King's Palace Cafe is a great place on Beale in which to have a pre-blues club dinner or a late night bowl of chili. The gumbo has won many local awards, but some people may find it overly spicy. Other Cajun dishes are well done, especially the shrimp and crayfish etouffee, while the barbecue ribs are tender and meaty. Inside the restaurant, bare wood floors contrast with the velvet wall coverings. The brick walls and pressed-tin ceiling make for a fairly high noise level. A back room, separated from the main dining room only by some pillars, features live bands on weekends. Both the crowd and the service are casual.
The atmosphere at this diner-style café is so authentic that the place was used virtually unchanged in "The Firm", the Tom Cruise movie about a Memphis law firm. Bill Clinton is also fond of the Blues City Cafe. The décor is intentionally weathered, with corrugated iron and glass blocks. Diner-style seating offers a great view of the crowds on Beale. The best bet on the menu is that Memphis staple—barbeque. You can watch big slabs of ribs being turned on the grill while you drink a cold beer. The prices are slightly elevated because of the restaurant's historic location, but you can still eat for a reasonable price.

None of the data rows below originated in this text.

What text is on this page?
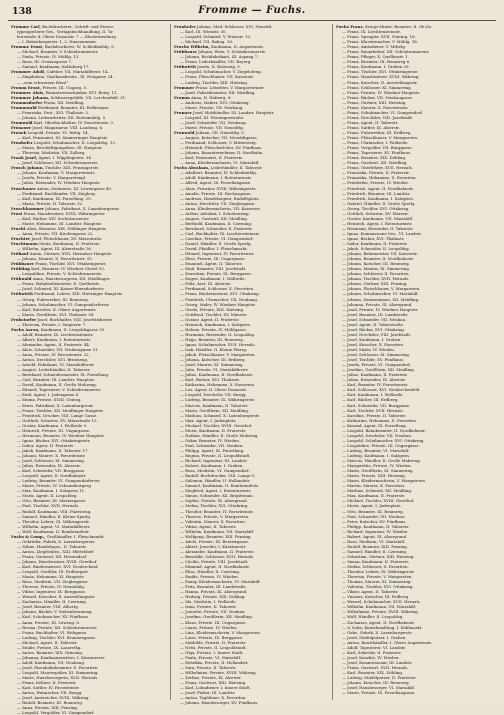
138	Fromme — Fuchs.
Fromme Carl, Buchdruckerei-, Schrift- und Stereo-
typengießerei-Ges., Verlagsbuchhandlung, II. Ta-
borstraße 4, Obere Donaustr. 7 — Klosterneuburg
— I. Babenbergerstr. 1, 2. Hausnummer
Fromme Ernst, Buchdruckerei, IV. Schleifmühlg. 9.
— Michael, Beamter, V. Schönbrunnerstr.
— Paula, Private, IV. Mühlg. 13.
— Rosa, III. Geusaugasse 7.
— Samuel, Kaufmann, Kalksburg 17.
Frommer Adolf, Cafetier, VII. Mariahilferstr. 14.
— Magdalena, Gasthausbesitz., XI. Neugasse 24.
— „zum schwarzen Rössl“.
Fromm Ernst, Private, III. Ungarg. 5.
Frommer Alois, Branntweinschänker, XVI. Reitg. 11.
Frommer Johann, Schlossergehilfe, VII. Lerchenfeld. 31.
Frommsdorfer Franz, XII. Meidling.
Frommwald Ferdinand, Beamter, III. Erdbergstr.
— Franziska, Prot., XVI. Thaliastr. 3.
— Johann, Lederarbeiter, XII. Rotenmühlg. 5.
Fromwald Karl, Oberbuchhalter, IV. Favoritenstr. 3.
Fronauer Josef, Magazineur, VIII. Laudong. 6.
Fronek Leopold, Private, VI. Webg. 14.
— Karl, Pensionist, XI. Simmeringer Hauptstr.
Fronhofer Leopold, Schuhmacher, II. Leopoldsg. 12.
— Maria, Beschäftigungslose, III. Hauptstr.
— Theresia, Modistin, VII. Zollerg.
Frank Josef, Agent, I. Wipplingerstr. 34.
— Josef, Schlosser, XII. Schönbrunnerstr.
Frosch Johann, Tischler, XIII. Penzingerstr.
— Johann, Kaufmann, V. Margaretenstr.
— Josefa, Private, V. Margaretenpl.
— Julius, Reisender, IV. Wiedner Hauptstr.
Froschauer Anton, Steinmetz, III. Löwengasse 40.
— Ferdinand, Buchbinder, VII. Zieglerg.
— Karl, Kaufmann, IX. Porzellang. 29.
— Maria, Private, II. Taborstr. 52.
Froschhammer Johann, Fabrikant, X. Laxenburgerstr.
Frost Franz, Hausbesitzer, XVIII. Währingerstr.
— Karl, Bäcker, XIV. Sechshauserstr.
— Marie, Hebamme, III. Landstr. Hauptstr.
Frucht Alois, Beamter, XIX. Döblinger Hauptstr.
— Anna, Private, VII. Kirchengasse 22.
Fruchter Josef, Fleischhauer, XV. Märzstraße.
Fruchtmann Moriz, Kaufmann, II. Praterstr.
— Wilhelm, Agent, IX. Alserstraße 16.
Frühauf Anton, Gärtner, XVII. Hernalser Hauptstr.
— Johann, Maurer, X. Favoritenstr. 93.
Frühbauer Franz, Tischler, XVI. Ottakringerstr.
Frühling Karl, Beamter, IV. Wiedner Gürtel 10.
— Leopoldine, Private, V. Schönbrunnerstr.
Frühwald Anna, Hausbesorgerin, XII. Meidlinger.
— Franz, Bahnbediensteter, X. Quellenstr.
— Josef, Schmied, XI. Kaiser-Ebersdorferstr.
Frühwirth Ferdinand, Lehrer, XIII. Hietzinger Hauptstr.
— Georg, Fuhrwerker, III. Rennweg.
— Johann, Schuhmacher, VI. Gumpendorferstr.
— Karl, Kutscher, II. Obere Augartenstr.
— Maria, Greißlerin, XVI. Thaliastr. 58.
Fruhstorfer Josef, Buchhalter, VIII. Josefstädterstr.
— Theresia, Private, I. Singerstr. 7.
Fuchs Aaron, Kaufmann, II. Leopoldsgasse 35.
— Adolf, Beamter, IX. Liechtensteinstr.
— Albert, Kaufmann, I. Rotenturmstr.
— Alexander, Agent, II. Praterstr. 44.
— Alois, Schneider, VII. Neubaugasse 31.
— Anna, Private, IV. Favoritenstr. 22.
— Anton, Drechsler, XVI. Brunneng.
— Arnold, Fabrikant, VI. Mariahilferstr.
— August, Lederhändler, II. Taborstr.
— Bernhard, Schneidermeister, IX. Porzellang.
— Carl, Beamter, III. Landstr. Hauptstr.
— David, Kaufmann, II. Große Mohreng.
— Eduard, Tapezierer, V. Schönbrunnerstr.
— Emil, Agent, I. Judengasse 4.
— Emma, Private, XVIII. Gentzg.
— Ernst, Fabrikant, X. Laxenburgerstr.
— Franz, Tischler, XII. Meidlinger Hauptstr.
— Friedrich, Drucker, VIII. Lange Gasse.
— Gottlieb, Schuster, XV. Märzstraße 12.
— Gustav, Kaufmann, I. Wollzeile 9.
— Heinrich, Private, III. Ungargasse.
— Hermann, Beamter, IV. Wiedner Hauptstr.
— Ignaz, Bäcker, XVI. Ottakringerstr.
— Isidor, Agent, II. Praterstr.
— Jakob, Kaufmann, II. Taborstr. 17.
— Johann, Maurer, X. Favoritenstr.
— Josef, Schlosser, XI. Simmering.
— Julius, Reisender, IX. Alserstr.
— Karl, Schneider, VII. Burggasse.
— Leopold, Agent, II. Nordbahnstr.
— Ludwig, Beamter, VI. Gumpendorferstr.
— Marie, Private, IV. Schaumburgerg.
— Max, Kaufmann, I. Salzgries 11.
— Moriz, Agent, II. Leopoldsg.
— Otto, Beamter, III. Marxergasse.
— Paul, Tischler, XVII. Hernals.
— Rudolf, Kaufmann, VIII. Piaristeng.
— Samuel, Händler, II. Kleine Sperlg.
— Theodor, Lehrer, IX. Währingerstr.
— Wilhelm, Agent, VI. Mariahilferstr.
— Wolf, Kaufmann, II. Rembrandtstr.
Fuchs & Comp., Großhändler, I. Fleischmarkt.
— Gebrüder, Fabrik, X. Laxenburgerstr.
— Söhne, Handelsges., II. Taborstr.
— Anton, Ziegeleibes., XIII. Hütteldorf.
— Franz, Gastwirt, XII. Hetzendorf.
— Johann, Hausbesitzer, XVIII. Gersthof.
— Karl, Bindermeister, XVI. Neulerchenf.
— Leopold, Greißler, III. Erdbergstr.
— Maria, Hebamme, XI. Hauptstr.
— Rosa, Modistin, VII. Zieglergasse.
— Therese, Private, IV. Heumühlg.
— Viktor, Ingenieur, IX. Berggasse.
— Wenzel, Kutscher, II. Ausstellungsstr.
— Zacharias, Händler, II. Czerning.
— Josef, Beamter, VIII. Albertg.
— Johann, Bäcker, V. Siebenbrunneng.
— Karl, Schuhmacher, XV. Fünfhaus.
— Anna, Private, III. Löweng. 8.
— Rosina, Private, XII. Schönbrunnerstr.
— Franz, Buchhalter, VI. Webgasse.
— Ludwig, Tischler, XVI. Brunnengasse.
— Michael, Agent, II. Taborstr.
— Emilie, Private, IX. Lazarethg.
— Anton, Beamter, XIX. Grinzing.
— Johanna, Kaufmannswitwe, I. Kärntnerstr.
— Adolf, Kaufmann, VII. Neubaug.
— Josef, Eisenbahnbeamter, X. Favoriten.
— Leopold, Maurerpolier, XI. Simmering.
— Marie, Hausbesorgerin, XVII. Hernals.
— Franz, Kellner, II. Praterstr.
— Karl, Sattler, IV. Favoritenstr.
— Anton, Hutmacher, VII. Burgg.
— Josef, Anstreicher, XVIII. Währing.
— Rudolf, Beamter, III. Rennweg.
— Anna, Private, XIII. Penzing.
— Leopold, Vergolder, VI. Gumpendorf.
Fronhofer Johann, Med.-Schlosser, XVI. Neustift.
— Karl, III. Wienstr. 30.
— Leopold, Schmied, V. Wienstr. 10.
— Michael, VII. Bahng. 18.
Fruchs Wilhelm, Kaufmann, II. Augartenstr.
Frühbauer Johann, Wien, V. Schönbrunnerstr.
— Johann, Rockfabrikant, III. Aspang 7.
— Franz, Lederhändler, VII. Bayerg.
Frühwirth Josefa, II. Rotenstg. 5.
— Leopold, Schuhmacher, V. Ziegelofeng.
— Franz, Fleischhauer, VII. Kaiserstr.
— Ludwig, Tischler, XIII. Hietzing.
Frummer Franz, Lebzelter, V. Margaretenstr.
— Josef, Polizeibeamter, XII. Meidling.
Frumm Anna, II. Hafnerg. 8.
— Andreas, Hafner, XVI. Ottakring.
— Marie, Private, VII. Neubaug.
Frunner Josef, Holzhändler, III. Landstr. Hauptstr.
— Leopold, III. Wiesingerstraße.
— Josef, Schneider, VII. Neubaug.
— Marie, Private, VII. Neustiftg.
Frunwald Johann, VII. Neustiftg. 5.
— August, Kutscher, VII. Neustiftgasse.
— Ferdinand, Schlosser, V. Mittersteig.
— Heinrich, Fleischselcher, XV. Fünfhaus.
— Johann, Bauunternehmer, II. Nordbahn.
— Karl, Pensionist, II. Praterstr.
— Anna, Kleidermacherin, VI. Mariahilf.
Fuchs Abraham, Lederhändler, II. Taborstr.
— Adalbert, Beamter, IV. Schleifmühlg.
— Adolf, Kaufmann, I. Rotenturmstr.
— Alfred, Agent, IX. Porzellangasse.
— Alois, Privatier, XVIII. Währingerstr.
— Amalie, Private, III. Rochusgasse.
— Andreas, Handelsagent, Rudolfsplatz.
— Anton, Drechsler, VII. Zieglergasse.
— Anna, Kleidermacherin, VII. Kaiserstr.
— Arthur, Advokat, I. Schottenring.
— August, Gastwirt, XII. Meidling.
— Berthold, Kaufmann, II. Czerning.
— Bernhard, Schneider, II. Praterstr.
— Carl, Buchhalter, IX. Liechtensteinstr.
— Caroline, Private, VI. Gumpendorf.
— Daniel, Händler, II. Große Sperlg.
— David, Pfaidler, I. Fleischmarkt.
— Eduard, Ingenieur, IV. Favoritenstr.
— Elise, Private, III. Ungargasse.
— Emanuel, Agent, II. Taborstr.
— Emil, Beamter, VIII. Josefstadt.
— Ernestine, Private, IX. Berggasse.
— Eugen, Kaufmann, I. Wollzeile.
— Felix, Arzt, IX. Alserstr.
— Ferdinand, Schlosser, X. Favoriten.
— Franz, Bäckermeister, XVI. Ottakring.
— Friedrich, Uhrmacher, VII. Neubaug.
— Georg, Maler, IV. Wiedner Hauptstr.
— Gisela, Private, XIII. Hietzing.
— Gottfried, Tischler, XV. Märzstr.
— Gustav, Agent, II. Praterstr.
— Heinrich, Kaufmann, I. Salzgries.
— Helene, Private, IV. Mühlgasse.
— Hermann, Reisender, II. Leopoldsg.
— Hugo, Beamter, III. Rennweg.
— Ignaz, Schuhmacher, XVII. Hernals.
— Isak, Händler, II. Kleine Pfarrg.
— Jakob, Fleischhauer, V. Margareten.
— Johann, Kutscher, III. Erdberg.
— Josef, Maurer, XI. Simmering.
— Julie, Private, VI. Mariahilferstr.
— Julius, Kaufmann, II. Nordbahnstr.
— Karl, Bäcker, XVI. Thaliastr.
— Katharina, Hebamme, X. Favoriten.
— Leo, Agent, II. Obere Donaustr.
— Leopold, Drechsler, VII. Burgg.
— Ludwig, Beamter, IX. Währingerstr.
— Marcus, Kaufmann, II. Taborstr.
— Maria, Greißlerin, XII. Meidling.
— Mathias, Schmied, X. Laxenburgerstr.
— Max, Agent, I. Judenplatz.
— Michael, Tischler, XVIII. Gersthof.
— Moriz, Kaufmann, II. Praterstr.
— Nathan, Händler, II. Große Mohreng.
— Oskar, Beamter, IV. Wieden.
— Paul, Schneider, VII. Neubau.
— Philipp, Agent, IX. Porzellang.
— Regina, Private, II. Leopoldstadt.
— Richard, Ingenieur, III. Landstr.
— Robert, Kaufmann, I. Graben.
— Rosa, Modistin, VI. Gumpendorf.
— Rudolf, Buchdrucker, VIII. Lange G.
— Salomon, Händler, II. Hollandstr.
— Samuel, Kaufmann, II. Rembrandtstr.
— Siegfried, Agent, I. Rotenturmstr.
— Simon, Schneider, XX. Brigittenau.
— Sophie, Private, IX. Alsergrund.
— Stefan, Tischler, XVI. Ottakring.
— Theodor, Beamter, IV. Favoritenstr.
— Therese, Private, V. Margareten.
— Valentin, Maurer, X. Favoriten.
— Viktor, Agent, II. Taborstr.
— Wilhelm, Kaufmann, VII. Mariahilf.
— Wolfgang, Beamter, XIII. Penzing.
— Adele, Private, III. Beatrixgasse.
— Albert, Juwelier, I. Kärntnerstr.
— Alexander, Kaufmann, II. Praterstr.
— Benedikt, Schlosser, XVII. Hernals.
— Cäcilie, Private, VIII. Josefstadt.
— Edmund, Agent, II. Nordbahnstr.
— Elias, Händler, II. Czerning.
— Emilie, Private, IV. Wieden.
— Fanny, Kleidermacherin, VI. Mariahilf.
— Fritz, Beamter, III. Landstraße.
— Hanna, Private, IX. Alsergrund.
— Hedwig, Private, XIX. Döbling.
— Ida, Modistin, I. Wollzeile.
— Irma, Private, II. Taborstr.
— Jeanette, Private, VII. Neubau.
— Josefine, Greißlerin, XII. Meidling.
— Klara, Private, III. Ungargasse.
— Laura, Private, IV. Wieden.
— Lina, Kleidermacherin, V. Margareten.
— Luise, Private, IX. Berggasse.
— Mathilde, Private, II. Praterstr.
— Netti, Private, II. Leopoldstadt.
— Olga, Private, I. Innere Stadt.
— Paula, Private, VI. Mariahilf.
— Rebekka, Private, II. Hollandstr.
— Sara, Private, II. Taborstr.
— Wilhelmine, Private, XVIII. Währing.
— Zerline, Private, IX. Alserstr.
— Franz, Gastwirt, XIII. Hietzing.
— Karl, Lohndiener, I. Innere Stadt.
— Josef, Fiaker, III. Landstr.
— Anton, Taglöhner, X. Favoriten.
— Johann, Hausbesorger, XV. Fünfhaus.
Fuchs Franz, Kriegs-Minist.-Beamter, II. Ob.Do.
— Franz, IX. Liechtensteinstr.
— Franz, Spengler, XVII. Pointng. 16.
— Franz, Klaviermacher, V. Mühlg. 18.
— Franz, Amtsdiener, V. Mittelg.
— Franz, Bauarbeiter, XII. Schönbrunnerstr.
— Franz, Pfleger, X. Quellenstr. 1.
— Franz, Beamter, III. Rennweg 6.
— Franz, Kaufmann, I. Graben 29.
— Franz, Tischler, XVI. Ottakringerstr.
— Franz, Hausbesitzer, XVIII. Währing.
— Franz, Kutscher, II. Ausstellungsstr.
— Franz, Schlosser, XI. Simmering.
— Franz, Private, IV. Wiedner Hauptstr.
— Franz, Bäcker, VII. Neubaugasse.
— Franz, Gärtner, XIII. Hietzing.
— Franz, Maurer, X. Favoritenstr.
— Franz, Schuhmacher, VI. Gumpendorf.
— Franz, Drechsler, VIII. Josefstadt.
— Franz, Agent, II. Taborstr.
— Franz, Sattler, IX. Alserstr.
— Franz, Fuhrwerker, III. Erdberg.
— Franz, Fleischhauer, V. Margareten.
— Franz, Uhrmacher, I. Wollzeile.
— Franz, Vergolder, VII. Burggasse.
— Franz, Tapezierer, XV. Fünfhaus.
— Franz, Beamter, XIX. Döbling.
— Franz, Gastwirt, XII. Meidling.
— Franz, Oberlehrer, XVII. Hernals.
— Franziska, Private, II. Praterstr.
— Franziska, Hebamme, X. Favoriten.
— Friederike, Private, IV. Wieden.
— Friedrich, Agent, II. Nordbahnstr.
— Friedrich, Beamter, III. Landstr.
— Friedrich, Kaufmann, I. Salzgries.
— Gabriel, Händler, II. Große Sperlg.
— Georg, Tischler, XVI. Ottakring.
— Gottlieb, Schuster, XV. Märzstr.
— Gustav, Kaufmann, VII. Mariahilf.
— Heinrich, Agent, I. Rotenturmstr.
— Hermann, Reisender, II. Taborstr.
— Ignaz, Kommissions-Ges., VI. Landstr.
— Ignaz, Bäcker, XVI. Thaliastr.
— Isidor, Kaufmann, II. Praterstr.
— Jakob, Schneider, II. Leopoldsg.
— Johann, Bahnmeister, VII. Kaiserstr.
— Johann, Beamter, II. Nordbahnstr.
— Johann, Kutscher, III. Rennweg.
— Johann, Maurer, XI. Simmering.
— Johann, Schlosser, X. Favoriten.
— Johann, Tischler, XVII. Hernals.
— Johann, Gärtner, XIII. Penzing.
— Johann, Fleischhauer, V. Margareten.
— Johann, Schuhmacher, VI. Mariahilf.
— Johann, Zimmermann, XII. Meidling.
— Johanna, Private, IX. Alsergrund.
— Josef, Private, IV. Wiedner Hauptstr.
— Josef, Beamter, III. Landstraße.
— Josef, Schneider, VII. Neubau.
— Josef, Agent, II. Taborstraße.
— Josef, Bäcker, XVI. Ottakring.
— Josef, Drechsler, VIII. Josefstadt.
— Josef, Kaufmann, I. Graben.
— Josef, Kutscher, X. Favoriten.
— Josef, Maler, IV. Wieden.
— Josef, Schlosser, XI. Simmering.
— Josef, Tischler, XV. Fünfhaus.
— Josefa, Private, VI. Gumpendorf.
— Josefine, Greißlerin, XII. Meidling.
— Julius, Kaufmann, II. Praterstr.
— Julius, Reisender, IX. Alserstr.
— Karl, Beamter, IV. Favoritenstr.
— Karl, Schlosser, XVI. Neulerchenfeld.
— Karl, Kaufmann, I. Wollzeile.
— Karl, Bäcker, III. Erdberg.
— Karl, Schneider, VII. Burggasse.
— Karl, Tischler, XVII. Hernals.
— Karoline, Private, II. Taborstr.
— Katharina, Hebamme, X. Favoriten.
— Konrad, Agent, IX. Porzellang.
— Leopold, Bahnbeamter, II. Nordbahnstr.
— Leopold, Drechsler, VII. Neubau.
— Leopold, Schuhmacher, XVI. Ottakring.
— Leopoldine, Private, III. Ungargasse.
— Ludwig, Beamter, VI. Mariahilf.
— Ludwig, Kaufmann, I. Salzgries.
— Marcus, Händler, II. Große Mohreng.
— Margarethe, Private, IV. Wieden.
— Maria, Greißlerin, XI. Simmering.
— Maria, Private, XIII. Hietzing.
— Marie, Kleidermacherin, V. Margareten.
— Martin, Maurer, X. Favoriten.
— Mathias, Schmied, XII. Meidling.
— Max, Kaufmann, II. Praterstr.
— Michael, Tischler, XVIII. Gersthof.
— Moriz, Agent, I. Judenplatz.
— Otto, Beamter, III. Rennweg.
— Paul, Schneider, VII. Neubau.
— Peter, Kutscher, XV. Fünfhaus.
— Philipp, Kaufmann, II. Taborstr.
— Richard, Ingenieur, IV. Wieden.
— Robert, Agent, IX. Alsergrund.
— Rosa, Modistin, VI. Mariahilf.
— Rudolf, Beamter, XIII. Penzing.
— Samuel, Händler, II. Czerning.
— Sebastian, Gärtner, XIII. Hietzing.
— Simon, Kaufmann, II. Praterstr.
— Stefan, Schlosser, X. Favoriten.
— Theodor, Lehrer, IX. Währingerstr.
— Theresia, Private, V. Margareten.
— Thomas, Maurer, XI. Simmering.
— Valentin, Tischler, XVI. Ottakring.
— Viktor, Agent, II. Taborstr.
— Vinzenz, Kutscher, III. Erdberg.
— Wenzel, Schuhmacher, XVII. Hernals.
— Wilhelm, Kaufmann, VII. Mariahilf.
— Wilhelmine, Private, XVIII. Währing.
— Wolf, Händler, II. Leopoldsg.
— Zacharias, Agent, II. Nordbahnstr.
— & Sohn, Kunsthandlung, I. Kohlmarkt.
— Gebr., Fabrik, X. Laxenburgerstr.
— Josef, Stiefelputzer, I. Graben.
— Anton, Kunsthändler, I. Obere Augartenstr.
— Adolf, Tapezierer, VI. Landstr.
— Karl, Sekretär, II. Praterstr.
— Josef, Kanzlist, IV. Wieden.
— Josef, Kommissionär, III. Landstr.
— Franz, Gastwirt, XVII. Hernals.
— Karl, Beamter, XIX. Döbling.
— Ludwig, Stiefelputzer, II. Praterstr.
— Johann, Kutscher, III. Rennweg.
— Josef, Hausbesorger, VI. Mariahilf.
— Marie, Private, IX. Porzellangasse.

This club features vintage rock on the weekends, often with Memphis favorite Kevin Paige as the star, On weeknights, catch up-and-coming musicians at Alfred's. The menu features ribs and barbecue pork along with steaks and chicken dishes. The lunch plate special offers the day's meat choice and three vegetables. There is also a full bar, with wine and beer. A large double-decker outdoor patio gives you a great view of the strollers on Beale Street while you dine or have a drink.